Two classes of nutrients are essential for plants: macronutrients and micronutrients. Macronutrients are the building blocks of proteins and nucleic acids and required in large quantities. Nitrogen, phosphorus, magnesium, and potassium are some of the most important macronutrients. Carbon, hydrogen, and oxygen are also considered macronutrients as they are required in large quantities to build the larger organic molecules of the cell, but are non-mineral. Micronutrients include iron, zinc, manganese, and copper, and are required in very small amounts, often in enzymes. These nutrients may be in the soil, but not always available to the plants. Plants may respond with changes in root growth or various methods of regulating uptake.

For instance, plants induce the activity of H+-ATPase, using ATP energy to pump protons out of the root cells and into the rhizosphere. This acidifies the rhizosphere and this drop in pH solubilizes ferric iron (Fe3+), making it more available for plant uptake.

When roots go down, they can employ a system call ‘Hydraulic redistribution’ or Uplift. This is the process by which plants can passively transfer water from deep, moist soil layers to shallow, dry soil layers. This water provides the plant with access to limiting resources (nutrients).

In order to support this sort of height, they needed a firm footing. We want concentrate on what was going on under the surface. While there have been signs of roots going back to 400mya, this was a period of rapid growth. Roots require phosphates and nitrogen for growth. This is widely recognised as these are two of the famous elements in most fertilisers – the N& P of NPK

A detailed study of sedimentary rocks in earliest Carboniferous seasonal wetlands of SE Scotland found “Roots are abundant through all the palaeosols, from shallow mats and thin hair-like traces to sporadic thicker root traces typical of arborescent lycopods." (Kearsey et al 2016) Just as we expected. But were there springtails too? Because of the possible significance of this period for rapid soil evolution, I asked one of the authors only to be told ‘Terrestrialisation went on for 100my’. I replied by asking if anybody had seen signs of springtails on the roots.

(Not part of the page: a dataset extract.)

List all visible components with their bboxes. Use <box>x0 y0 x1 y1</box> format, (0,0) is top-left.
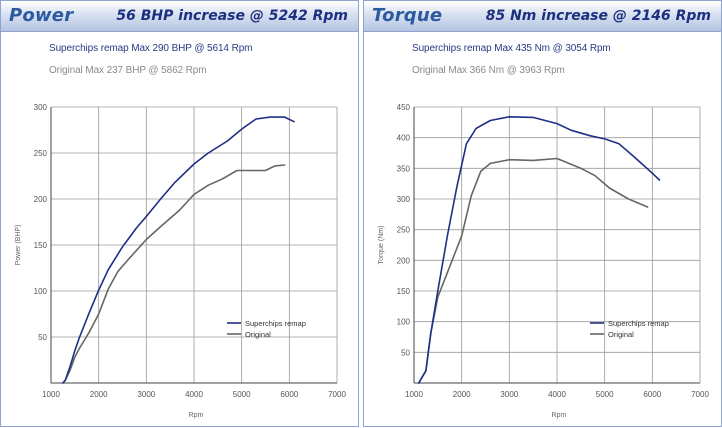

I never got a reply. While some are pre-occupied with those animals that came on to the earth, I’m still curious as to those which created in the earth – and a lot happened at that time.

It seems that Archaeopterids which we saw in the Devonian period, spreading across the surface in this period was the main driver going deeper.

The increase in fallen leaves leading to a deeper litter would have led to an increase in Saprophytic fungi. These are free living fungi digesting dead debris, aerobically, are the largest group of fungi. Saprophytic fungi release enzymes to break down and digest the lignin, cellulose or chitin in dead matter into simple soluble compounds that can be absorbed by them, then by plants as nutrients. In so doing, they play a vital role in reducing the accumulation of dead organic. We see the fruit-bodies see on dead trees, leaf litter, animal bones, even faeces.

It seems that the weather conditions went from wet to dry and created cracks in soils. These would have opened up opportunity of roots to grow down, when creatures could follow them down, opening up new environments to create living soils as we know them. The trees did not just grow roots, they needed all sorts of factors to encourage growth downwards, as they cannot grow into rock, bacteria fungi, soil animals all evolve to fit the new conditions, and in so doing create new conditions too. The soil animals spread the bacteria and fungi.

Retallack starts his Chapter 10 ‘ Roots’ also pointing to soil growth and biogeochemical cycles: “As trees evolved from small early land plants some 370mya, they invigorated soil formation to produce novel kinds of soils, fertile clayey Alfisols, infertile clayey Ultisols, infertile sandy Spodosols and thick peaty Histosols. Enhanced and deeper weathering depleted atmospheric carbon dioxide to produce widespread glaciation.”